Un tesoro en el encinar

Nuestro padre falleció hace dos veranos, en ese mes donde las noches son cortas y los campos estallan de trigos y perdices. Era ya un viejo, casi alcanzó los sesenta, y pudo dejar en orden sus cosas en este mundo y prepararse para el que le acoge ahora. Era un hombre religioso y había cumplido con los sacrificios, agradeciendo cada nacimiento de un hijo, -nueve hubiésemos llegado a ser si la enfermedad y la guerra no se hubieran llevado su parte- y pidiendo cada invierno, en la fiesta de la Noche Larga, porque el frio terminara y de nuevo pudiéramos sembrar las tierras. Lug fue propicio con él porque siempre premia a quien da algo de comida al que no tiene nada, y a quien socorre a los enfermos que se sientan en los cruces de los caminos a esperar una limosna o un consejo para su curación. También en nuestra tierra, en estos páramos de la Celtiberia, dejó mi padre paz y concordia. Fue de los más valientes en la lucha contra los invasores, peleó en Uxama y  en las campas de Contrebia Belaisca, pero cuando vio que  las legiones y sus aliados eran una marea imparable supo llegar a un acuerdo justo. La tésera con forma de jabalí recoge el pacto y ahora la lleva con honor mi hermano Órtin, que fue nombrado jefe del poblado y padre de toda la familia.

            Antes de morir mi padre nos repartió sus posesiones, como había hecho con él el abuelo.
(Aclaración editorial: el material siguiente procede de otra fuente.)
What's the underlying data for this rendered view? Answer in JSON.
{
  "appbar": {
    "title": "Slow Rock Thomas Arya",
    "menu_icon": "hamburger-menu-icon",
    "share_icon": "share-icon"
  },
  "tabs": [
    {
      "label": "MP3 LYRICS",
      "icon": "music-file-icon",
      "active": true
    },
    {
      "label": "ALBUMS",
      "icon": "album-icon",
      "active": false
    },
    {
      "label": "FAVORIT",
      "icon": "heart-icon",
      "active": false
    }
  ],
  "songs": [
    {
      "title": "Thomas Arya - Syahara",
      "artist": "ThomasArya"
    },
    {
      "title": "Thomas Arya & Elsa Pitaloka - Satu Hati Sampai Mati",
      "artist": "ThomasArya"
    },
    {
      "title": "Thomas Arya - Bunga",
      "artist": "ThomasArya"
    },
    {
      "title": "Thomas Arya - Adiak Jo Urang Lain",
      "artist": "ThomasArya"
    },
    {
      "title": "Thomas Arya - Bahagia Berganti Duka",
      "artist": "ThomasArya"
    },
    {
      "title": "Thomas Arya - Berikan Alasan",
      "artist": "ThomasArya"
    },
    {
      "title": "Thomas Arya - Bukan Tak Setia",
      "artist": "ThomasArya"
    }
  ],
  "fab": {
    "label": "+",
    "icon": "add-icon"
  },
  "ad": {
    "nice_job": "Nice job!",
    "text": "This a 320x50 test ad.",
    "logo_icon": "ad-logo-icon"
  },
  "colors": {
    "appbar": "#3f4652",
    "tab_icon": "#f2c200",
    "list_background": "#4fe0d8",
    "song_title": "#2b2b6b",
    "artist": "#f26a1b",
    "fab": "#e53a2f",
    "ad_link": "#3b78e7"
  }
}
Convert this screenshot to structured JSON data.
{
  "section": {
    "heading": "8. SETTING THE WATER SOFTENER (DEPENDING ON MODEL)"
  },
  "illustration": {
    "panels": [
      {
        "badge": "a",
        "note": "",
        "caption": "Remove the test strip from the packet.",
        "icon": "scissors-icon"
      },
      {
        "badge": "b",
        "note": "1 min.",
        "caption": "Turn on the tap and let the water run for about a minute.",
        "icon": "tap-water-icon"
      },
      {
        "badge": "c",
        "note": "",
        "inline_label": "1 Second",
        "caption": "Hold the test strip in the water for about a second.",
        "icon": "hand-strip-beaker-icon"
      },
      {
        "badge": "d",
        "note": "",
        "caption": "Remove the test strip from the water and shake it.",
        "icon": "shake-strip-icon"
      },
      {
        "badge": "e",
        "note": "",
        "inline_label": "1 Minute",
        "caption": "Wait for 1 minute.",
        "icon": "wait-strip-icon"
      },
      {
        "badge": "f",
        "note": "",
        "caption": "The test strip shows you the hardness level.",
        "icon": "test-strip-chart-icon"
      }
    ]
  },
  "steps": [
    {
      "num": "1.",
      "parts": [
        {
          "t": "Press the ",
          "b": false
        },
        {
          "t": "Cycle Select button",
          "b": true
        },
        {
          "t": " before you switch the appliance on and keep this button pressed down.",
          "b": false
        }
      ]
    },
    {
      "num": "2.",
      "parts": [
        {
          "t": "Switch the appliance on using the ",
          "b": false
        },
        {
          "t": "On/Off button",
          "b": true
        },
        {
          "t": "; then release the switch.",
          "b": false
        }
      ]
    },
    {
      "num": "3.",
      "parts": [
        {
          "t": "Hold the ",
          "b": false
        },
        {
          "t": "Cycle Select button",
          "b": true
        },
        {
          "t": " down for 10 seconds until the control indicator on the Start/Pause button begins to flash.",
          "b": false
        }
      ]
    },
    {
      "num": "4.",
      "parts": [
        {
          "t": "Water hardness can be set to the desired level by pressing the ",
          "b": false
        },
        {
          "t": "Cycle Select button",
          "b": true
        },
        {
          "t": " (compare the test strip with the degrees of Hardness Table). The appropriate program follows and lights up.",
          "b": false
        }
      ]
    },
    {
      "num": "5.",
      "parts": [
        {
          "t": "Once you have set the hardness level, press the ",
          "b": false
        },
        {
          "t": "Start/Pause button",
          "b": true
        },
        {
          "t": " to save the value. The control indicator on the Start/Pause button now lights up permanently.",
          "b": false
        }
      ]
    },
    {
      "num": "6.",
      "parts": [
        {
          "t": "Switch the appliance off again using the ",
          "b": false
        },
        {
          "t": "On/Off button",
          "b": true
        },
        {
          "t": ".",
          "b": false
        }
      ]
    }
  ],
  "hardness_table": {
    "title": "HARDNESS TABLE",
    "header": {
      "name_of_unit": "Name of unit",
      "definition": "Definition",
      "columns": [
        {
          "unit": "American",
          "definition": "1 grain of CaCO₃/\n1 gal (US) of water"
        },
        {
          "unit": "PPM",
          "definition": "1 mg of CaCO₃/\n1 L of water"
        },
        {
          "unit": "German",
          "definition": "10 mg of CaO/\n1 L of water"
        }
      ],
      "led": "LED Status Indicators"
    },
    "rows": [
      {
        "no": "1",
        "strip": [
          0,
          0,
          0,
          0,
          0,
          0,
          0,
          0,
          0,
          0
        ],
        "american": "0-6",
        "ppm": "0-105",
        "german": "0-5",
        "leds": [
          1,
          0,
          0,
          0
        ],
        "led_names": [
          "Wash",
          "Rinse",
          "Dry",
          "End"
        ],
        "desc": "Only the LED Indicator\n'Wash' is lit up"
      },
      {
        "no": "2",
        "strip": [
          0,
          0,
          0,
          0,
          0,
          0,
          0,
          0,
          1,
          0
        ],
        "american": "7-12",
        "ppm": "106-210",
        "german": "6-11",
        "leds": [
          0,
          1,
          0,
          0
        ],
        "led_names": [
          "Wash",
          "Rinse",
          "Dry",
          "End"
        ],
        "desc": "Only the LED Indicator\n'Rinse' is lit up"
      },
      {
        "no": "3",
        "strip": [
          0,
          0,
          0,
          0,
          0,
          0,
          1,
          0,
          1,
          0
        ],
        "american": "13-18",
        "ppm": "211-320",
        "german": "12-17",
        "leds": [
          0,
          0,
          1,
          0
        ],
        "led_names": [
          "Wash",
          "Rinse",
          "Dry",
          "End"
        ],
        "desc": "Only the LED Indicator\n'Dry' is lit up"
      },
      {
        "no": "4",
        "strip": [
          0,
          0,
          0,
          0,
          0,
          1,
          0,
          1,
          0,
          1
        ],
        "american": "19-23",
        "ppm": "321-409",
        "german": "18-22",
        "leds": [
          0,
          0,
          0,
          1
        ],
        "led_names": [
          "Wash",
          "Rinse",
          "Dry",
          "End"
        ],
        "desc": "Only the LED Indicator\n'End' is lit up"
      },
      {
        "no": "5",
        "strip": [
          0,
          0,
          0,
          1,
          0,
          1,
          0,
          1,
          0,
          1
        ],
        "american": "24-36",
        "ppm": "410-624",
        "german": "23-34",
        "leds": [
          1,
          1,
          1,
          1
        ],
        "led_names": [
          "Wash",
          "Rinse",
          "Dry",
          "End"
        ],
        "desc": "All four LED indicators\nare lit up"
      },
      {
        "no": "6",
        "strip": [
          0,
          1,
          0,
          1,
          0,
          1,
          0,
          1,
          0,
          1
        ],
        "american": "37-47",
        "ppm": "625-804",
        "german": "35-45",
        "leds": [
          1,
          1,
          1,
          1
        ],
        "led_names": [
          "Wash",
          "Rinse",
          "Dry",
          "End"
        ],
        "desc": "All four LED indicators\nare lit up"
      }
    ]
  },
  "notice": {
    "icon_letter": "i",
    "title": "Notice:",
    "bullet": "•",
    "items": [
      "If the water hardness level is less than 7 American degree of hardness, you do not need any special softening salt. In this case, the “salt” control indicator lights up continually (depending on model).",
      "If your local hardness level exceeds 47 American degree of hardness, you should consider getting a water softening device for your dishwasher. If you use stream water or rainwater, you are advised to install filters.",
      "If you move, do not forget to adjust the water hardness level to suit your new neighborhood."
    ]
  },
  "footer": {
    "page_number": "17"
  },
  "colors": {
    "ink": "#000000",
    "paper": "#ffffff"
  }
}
A mi hermana Bileston, soltera, la casa. Todos lo entendimos. A pesar de ser mujer, nadie debería vivir en casa ajena y ella, que no podía tener hijos, ya no tendría hombre. A mi hermano Baiser el molino, donde ya trabajaba desde que volvió de la guerra del Norte. Seguirá con los cabellos blancos por la harina hasta que se tornen blancos por la edad. A mi hermana Asterdumar, los dineros, que no eran mucho para ser los ahorros de toda una vida. Esa será su dote y Órtin debe encontrarle este año, pasados ya los lutos, un buen esposo. A mi hermano Teita y a mí, los encinares. Teita arrancó las encinas para poder plantar cebada. Las hizo leña y sacó unas  monedas, pero cuando uno mira esos campos parece que la única cosecha son piedras, grandes como cabezas de niño. Yo las conservé. El primer año arrendé el encinar para montanera de cerdos. Esas bellotas que tiran mis árboles engordan los marranos como nada y hay tantas que aunque guardamos bellotas para el invierno nadie quiere hacer tortas ni pasteles con ellas. Me gustan esos árboles fuertes y majestuosos. Me gusta subirme a una loma y ver sus copas amplias y redondas, de un verde oscuro sobre la tierra roja. Los milanos y algún azor vuelan sobre ellas en lentas curvas, esperando sorprender a un conejo descuidado. El vuelo de las golondrinas cubre el atardecer y piensas que, cuando uno no esté, esas encinas seguirán ahí para mi hijo y para los hijos de mi hijo, protegiendo las tierras de los hielos, la sequía, la dureza del sol.

Cuando me ofrecían comprar mis encinares, decía que no los vendía, que había un tesoro enterrado y que hasta que no lo encontrase, ni pensar en vender. En junio lo encontré. Había ido al encinar con Erdi. Le llamo así porque más que un perro parece medio. Es pequeño y raquítico, pero tiene un olfato único para encontrar el zorro y el jabalí. Después de corretear espantando pájaros y conejos, Erdi se puso a escarbar y sacó lo que parecía una raíz redonda y gruesa. Tenía un color gris oscuro, con trozos tirando a violeta o morado. Su superficie era rugosa, con una piel fina salpicada de verrugas. El interior era compacto y carnoso, pero lo más llamativo era su olor intenso y picante, y ese sabor que hace que la caza parezca más deliciosa al cocinarla de lo que ya es. Se llama tuber o trufa y los romanos las pagan muy bien porque las usan en sus banquetes. Un comerciante de Iliris llega cada quincena al poblado con un carro y una balanza y me paga en buena plata todas las que haya podido reunir. Desde el verano saco tanto con la trufas como mi hermano con su centeno, eso sí, me lleva menos trabajo y, mientras Lug vela mi sueño, puedo dormir la siesta bajo una encina centenaria.  A Erdi también le gusta así y se tumba a mi lado, a dejar que el aire nos arrulle oliendo esta tierra áspera donde descansa mi padre, donde algún día yo también dormiré para siempre, rodeado de trufas y piedras, de las vasijas donde bebo y como, de mi espada corta, del olor del tomillo y del canto de las cigarras.